Trew Stories
Chris Trew and The New Movement are positioning comedy to grow in New Orleans.
“I’m an expert at the sport of air sex,” Chris Trew announced by way of introduction when he appeared earlier this summer on America’s Got Talent. Then, while a slow jam played, the heavily bearded Trew licked and caressed a woman’s body, only there was no body there. First Sharon Osborne vetoed him and hid her face as he simulated oral sex, then surprisingly, Howard Stern hit the buzzer, saying with a half-straight face, “I’m the judge who was offended by this sort of thing. It was very highly offensive.” Trew danced off the stage, and the night the show aired, he posted a video declaring himself “screwed.”
“I am just as surprised as you, America,” he said. “I think I know what talent is and I think I’ve got it.” Then, he spent the rest of the night fighting on Twitter with everybody who hated his performance.
Trew is one of the co-founders of The New Movement, the improv-oriented comedy troupe that set up shop in the Marigny Triangle.
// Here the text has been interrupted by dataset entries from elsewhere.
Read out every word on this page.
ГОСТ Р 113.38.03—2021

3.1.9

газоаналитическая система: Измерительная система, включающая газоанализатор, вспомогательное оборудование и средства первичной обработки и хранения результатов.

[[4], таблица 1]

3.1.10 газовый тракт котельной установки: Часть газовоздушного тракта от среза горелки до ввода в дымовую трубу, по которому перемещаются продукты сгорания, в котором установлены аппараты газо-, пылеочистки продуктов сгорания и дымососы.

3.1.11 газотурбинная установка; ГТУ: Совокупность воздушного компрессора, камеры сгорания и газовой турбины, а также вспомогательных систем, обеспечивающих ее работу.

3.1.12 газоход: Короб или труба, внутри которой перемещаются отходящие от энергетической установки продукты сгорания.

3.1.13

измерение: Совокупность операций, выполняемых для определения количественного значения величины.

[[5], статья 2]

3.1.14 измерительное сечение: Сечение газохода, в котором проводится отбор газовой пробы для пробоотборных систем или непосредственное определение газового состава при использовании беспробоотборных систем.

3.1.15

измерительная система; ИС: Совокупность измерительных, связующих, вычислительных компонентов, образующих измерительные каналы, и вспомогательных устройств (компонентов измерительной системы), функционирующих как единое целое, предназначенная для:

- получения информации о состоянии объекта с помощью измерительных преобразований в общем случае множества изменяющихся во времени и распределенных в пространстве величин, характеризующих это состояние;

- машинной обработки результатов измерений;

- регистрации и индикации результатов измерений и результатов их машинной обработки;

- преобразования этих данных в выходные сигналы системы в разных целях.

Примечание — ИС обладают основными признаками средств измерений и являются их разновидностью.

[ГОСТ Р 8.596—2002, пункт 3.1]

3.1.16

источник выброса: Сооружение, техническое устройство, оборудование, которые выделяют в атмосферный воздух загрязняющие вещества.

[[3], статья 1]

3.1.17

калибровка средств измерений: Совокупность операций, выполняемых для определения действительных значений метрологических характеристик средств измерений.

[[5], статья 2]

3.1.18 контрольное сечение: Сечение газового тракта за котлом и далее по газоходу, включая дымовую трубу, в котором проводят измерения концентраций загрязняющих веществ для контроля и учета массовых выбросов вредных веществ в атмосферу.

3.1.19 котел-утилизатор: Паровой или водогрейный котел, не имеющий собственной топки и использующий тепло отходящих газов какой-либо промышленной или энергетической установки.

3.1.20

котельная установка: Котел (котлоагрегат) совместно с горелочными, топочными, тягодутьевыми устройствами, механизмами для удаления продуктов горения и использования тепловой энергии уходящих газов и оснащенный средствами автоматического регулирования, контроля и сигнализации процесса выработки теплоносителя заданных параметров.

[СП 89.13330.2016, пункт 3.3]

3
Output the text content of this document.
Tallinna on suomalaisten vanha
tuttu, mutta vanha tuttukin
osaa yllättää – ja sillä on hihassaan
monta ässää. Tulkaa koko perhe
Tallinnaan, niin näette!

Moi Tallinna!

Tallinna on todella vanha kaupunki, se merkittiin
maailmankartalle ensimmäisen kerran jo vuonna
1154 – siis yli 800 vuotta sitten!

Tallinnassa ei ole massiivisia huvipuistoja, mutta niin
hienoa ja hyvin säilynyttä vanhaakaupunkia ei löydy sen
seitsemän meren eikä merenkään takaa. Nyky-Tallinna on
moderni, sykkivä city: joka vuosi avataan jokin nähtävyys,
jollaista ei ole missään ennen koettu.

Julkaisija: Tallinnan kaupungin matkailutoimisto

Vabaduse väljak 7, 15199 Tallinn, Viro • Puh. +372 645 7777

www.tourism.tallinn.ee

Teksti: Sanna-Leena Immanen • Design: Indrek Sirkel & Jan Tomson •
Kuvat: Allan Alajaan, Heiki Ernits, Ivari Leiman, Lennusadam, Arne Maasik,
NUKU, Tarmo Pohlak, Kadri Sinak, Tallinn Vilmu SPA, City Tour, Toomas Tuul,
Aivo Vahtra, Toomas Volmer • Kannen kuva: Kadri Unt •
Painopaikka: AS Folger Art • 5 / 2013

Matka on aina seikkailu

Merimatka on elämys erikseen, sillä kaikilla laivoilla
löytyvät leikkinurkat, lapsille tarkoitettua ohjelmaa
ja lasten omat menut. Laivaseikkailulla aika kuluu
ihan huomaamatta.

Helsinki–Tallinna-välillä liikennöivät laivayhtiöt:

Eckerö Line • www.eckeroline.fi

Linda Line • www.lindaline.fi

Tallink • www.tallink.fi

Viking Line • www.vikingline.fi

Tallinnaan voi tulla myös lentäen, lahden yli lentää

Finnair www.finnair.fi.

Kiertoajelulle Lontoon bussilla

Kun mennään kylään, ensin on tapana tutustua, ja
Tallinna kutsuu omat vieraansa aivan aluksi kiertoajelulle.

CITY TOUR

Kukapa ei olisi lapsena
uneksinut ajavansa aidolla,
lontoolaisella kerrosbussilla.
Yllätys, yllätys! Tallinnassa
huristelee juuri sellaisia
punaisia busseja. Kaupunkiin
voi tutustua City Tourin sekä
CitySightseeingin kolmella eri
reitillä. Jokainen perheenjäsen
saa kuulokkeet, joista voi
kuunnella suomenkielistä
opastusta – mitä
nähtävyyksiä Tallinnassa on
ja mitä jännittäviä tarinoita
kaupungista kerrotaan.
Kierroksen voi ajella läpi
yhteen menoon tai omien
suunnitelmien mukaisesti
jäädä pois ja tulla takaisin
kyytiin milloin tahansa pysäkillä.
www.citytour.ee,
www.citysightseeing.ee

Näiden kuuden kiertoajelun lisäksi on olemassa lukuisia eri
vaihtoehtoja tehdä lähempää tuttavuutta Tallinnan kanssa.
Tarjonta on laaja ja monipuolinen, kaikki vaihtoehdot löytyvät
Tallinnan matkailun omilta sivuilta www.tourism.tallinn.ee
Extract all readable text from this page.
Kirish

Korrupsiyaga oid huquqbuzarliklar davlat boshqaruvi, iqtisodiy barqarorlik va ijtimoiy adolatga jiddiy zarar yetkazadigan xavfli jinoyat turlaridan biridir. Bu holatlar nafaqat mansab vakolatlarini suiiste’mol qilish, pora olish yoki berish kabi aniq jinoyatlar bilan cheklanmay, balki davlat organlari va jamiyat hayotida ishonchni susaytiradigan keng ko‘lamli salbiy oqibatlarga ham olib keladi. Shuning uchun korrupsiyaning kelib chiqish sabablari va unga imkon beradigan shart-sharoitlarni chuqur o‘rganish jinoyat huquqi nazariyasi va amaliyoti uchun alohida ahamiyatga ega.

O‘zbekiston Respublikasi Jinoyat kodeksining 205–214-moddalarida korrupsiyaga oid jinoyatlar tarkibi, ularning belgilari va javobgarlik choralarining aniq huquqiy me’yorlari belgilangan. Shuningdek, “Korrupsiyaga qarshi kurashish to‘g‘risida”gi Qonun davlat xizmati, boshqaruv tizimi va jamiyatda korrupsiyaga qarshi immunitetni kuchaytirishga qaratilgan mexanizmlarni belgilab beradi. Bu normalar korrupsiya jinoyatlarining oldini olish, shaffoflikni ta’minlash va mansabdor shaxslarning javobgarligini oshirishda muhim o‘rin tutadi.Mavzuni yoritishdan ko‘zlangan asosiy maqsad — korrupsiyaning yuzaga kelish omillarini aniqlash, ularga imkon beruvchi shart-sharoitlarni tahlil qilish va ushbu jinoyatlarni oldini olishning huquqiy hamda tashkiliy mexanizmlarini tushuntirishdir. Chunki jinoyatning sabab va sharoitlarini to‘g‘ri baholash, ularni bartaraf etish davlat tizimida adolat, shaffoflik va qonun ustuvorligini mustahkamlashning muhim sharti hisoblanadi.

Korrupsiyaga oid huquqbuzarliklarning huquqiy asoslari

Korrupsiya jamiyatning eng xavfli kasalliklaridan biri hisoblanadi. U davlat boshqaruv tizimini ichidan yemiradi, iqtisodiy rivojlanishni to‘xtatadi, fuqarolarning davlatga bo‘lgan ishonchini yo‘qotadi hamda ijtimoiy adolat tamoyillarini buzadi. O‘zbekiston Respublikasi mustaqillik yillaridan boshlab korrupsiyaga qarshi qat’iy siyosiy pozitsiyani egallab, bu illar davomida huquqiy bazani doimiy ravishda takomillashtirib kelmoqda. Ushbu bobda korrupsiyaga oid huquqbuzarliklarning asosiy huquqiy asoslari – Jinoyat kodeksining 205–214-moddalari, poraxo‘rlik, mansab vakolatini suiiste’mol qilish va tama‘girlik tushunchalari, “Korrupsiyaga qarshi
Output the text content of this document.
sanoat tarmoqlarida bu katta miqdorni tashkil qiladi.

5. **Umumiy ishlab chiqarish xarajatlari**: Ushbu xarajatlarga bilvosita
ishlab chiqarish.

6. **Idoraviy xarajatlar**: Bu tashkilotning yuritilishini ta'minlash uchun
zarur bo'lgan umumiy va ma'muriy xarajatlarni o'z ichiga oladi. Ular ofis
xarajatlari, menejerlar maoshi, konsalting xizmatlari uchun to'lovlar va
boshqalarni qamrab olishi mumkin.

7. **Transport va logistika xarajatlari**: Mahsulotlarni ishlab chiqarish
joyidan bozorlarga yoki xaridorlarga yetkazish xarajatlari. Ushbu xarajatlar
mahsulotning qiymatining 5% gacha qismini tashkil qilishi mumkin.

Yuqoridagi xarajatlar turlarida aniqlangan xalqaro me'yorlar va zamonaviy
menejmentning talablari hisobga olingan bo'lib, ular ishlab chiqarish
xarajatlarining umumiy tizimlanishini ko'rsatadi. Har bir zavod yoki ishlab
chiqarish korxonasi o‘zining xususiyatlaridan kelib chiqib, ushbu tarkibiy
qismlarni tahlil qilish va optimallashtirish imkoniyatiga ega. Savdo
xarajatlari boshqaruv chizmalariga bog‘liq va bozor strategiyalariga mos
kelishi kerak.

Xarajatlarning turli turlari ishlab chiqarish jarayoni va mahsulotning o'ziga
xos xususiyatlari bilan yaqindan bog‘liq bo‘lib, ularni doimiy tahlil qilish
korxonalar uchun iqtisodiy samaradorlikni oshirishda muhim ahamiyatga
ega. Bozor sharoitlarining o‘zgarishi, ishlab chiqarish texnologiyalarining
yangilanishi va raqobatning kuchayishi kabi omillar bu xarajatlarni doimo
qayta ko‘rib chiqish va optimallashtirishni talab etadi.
The New Movement started in Austin, Texas, but he and Tami Nelson are from New Orleans, and they brought it to the Crescent City. Hurricane Katrina caused them to flee to Austin was the storm, but they moved back to New Orleans last July and at first rented space for shows until they settled into their home at 1919 Burgundy St.
“The only reason why we didn’t come back was because we had unsuspecting success in Austin doing the same thing,” Trew says. “This is the same old story that everyone says, just insert me in there, but it’s such wonderful ground for new projects, new stuff. I feel like anyone who has a good idea that is willing to work hard, you’ll be successful here.”
Trew has made air sex competitions one of his calling cards, having hosted them at a number of venues around town. He also does stand-up and occasionally hosts stand-up shows at The New Movement, but improv is the group's thing, both teaching it and doing it. Saturday nights, they do their signature event, The Megaphone Show, when a guest tells stories that the cast uses as starting points for a series of improvised scenes. This Saturday night at 10:30, I’ll be the guest storyteller. Trew will be out of town, but I won't take it personally.
Recently Harry Shearer told the stories, and I was pleasantly surprised at how funny it was, partly because of Shearer but largely because of a genuinely witty, smart cast that understood the discipline and commitment involved in being funny. Trew contends that I shouldn’t have been so surprised, but I had come to expect so little from local comedy.
“If people see a bad comedy show, and they say something like what you just said: ‘Oh, I feel bad for them; maybe comedy’s not for me,’” he says. “People don’t see a bad band and think, ‘Oh, maybe music’s not for me.’ They think, ‘No, this particular band or perhaps a genre isn’t for me. I will go on to the next band.’ For some reason, people are like, ‘I saw a bad comedy show. Comedy here is not any good.’”
Trew’s bullish on local comedy, and he is working to create an infrastructure to support it. Because The New Movement also has homes in Houston and Austin, the framework for regional comedy touring is in place. Recently The New Movement organized a six-city tour for a number of local comedians, looping in Dallas, Shreveport and Ruston, and a version of the improv troupe did a recent two-week tour.
“We’ve been planning the seeds of this for a while,” he says. “Pretty much everyone in the Southwest, Gulf south area. If you’re a funny person, and if you live in Memphis or Nashville or Orlando, we want you to move here instead of the other places. Move here and help make this scene a big, giant, awesome scene. Come get in on the ground floor. We’re going to be on the ground floor for another year or two, really, then it’s going to start being like, ‘Ahhh, remember the good old days when there was less than a hundred performers? Now there’s 500 and it’s hard to get onstage.’ That’s going to happen one day soon.”
I'll appear as part of The Megaphone Show Saturday night at 10:30 p.m. at The New Movement Theater. Tickets are $5. There's no bar, so you might want to bring something with you to make me funnier. I doubt the rest of them will need the help.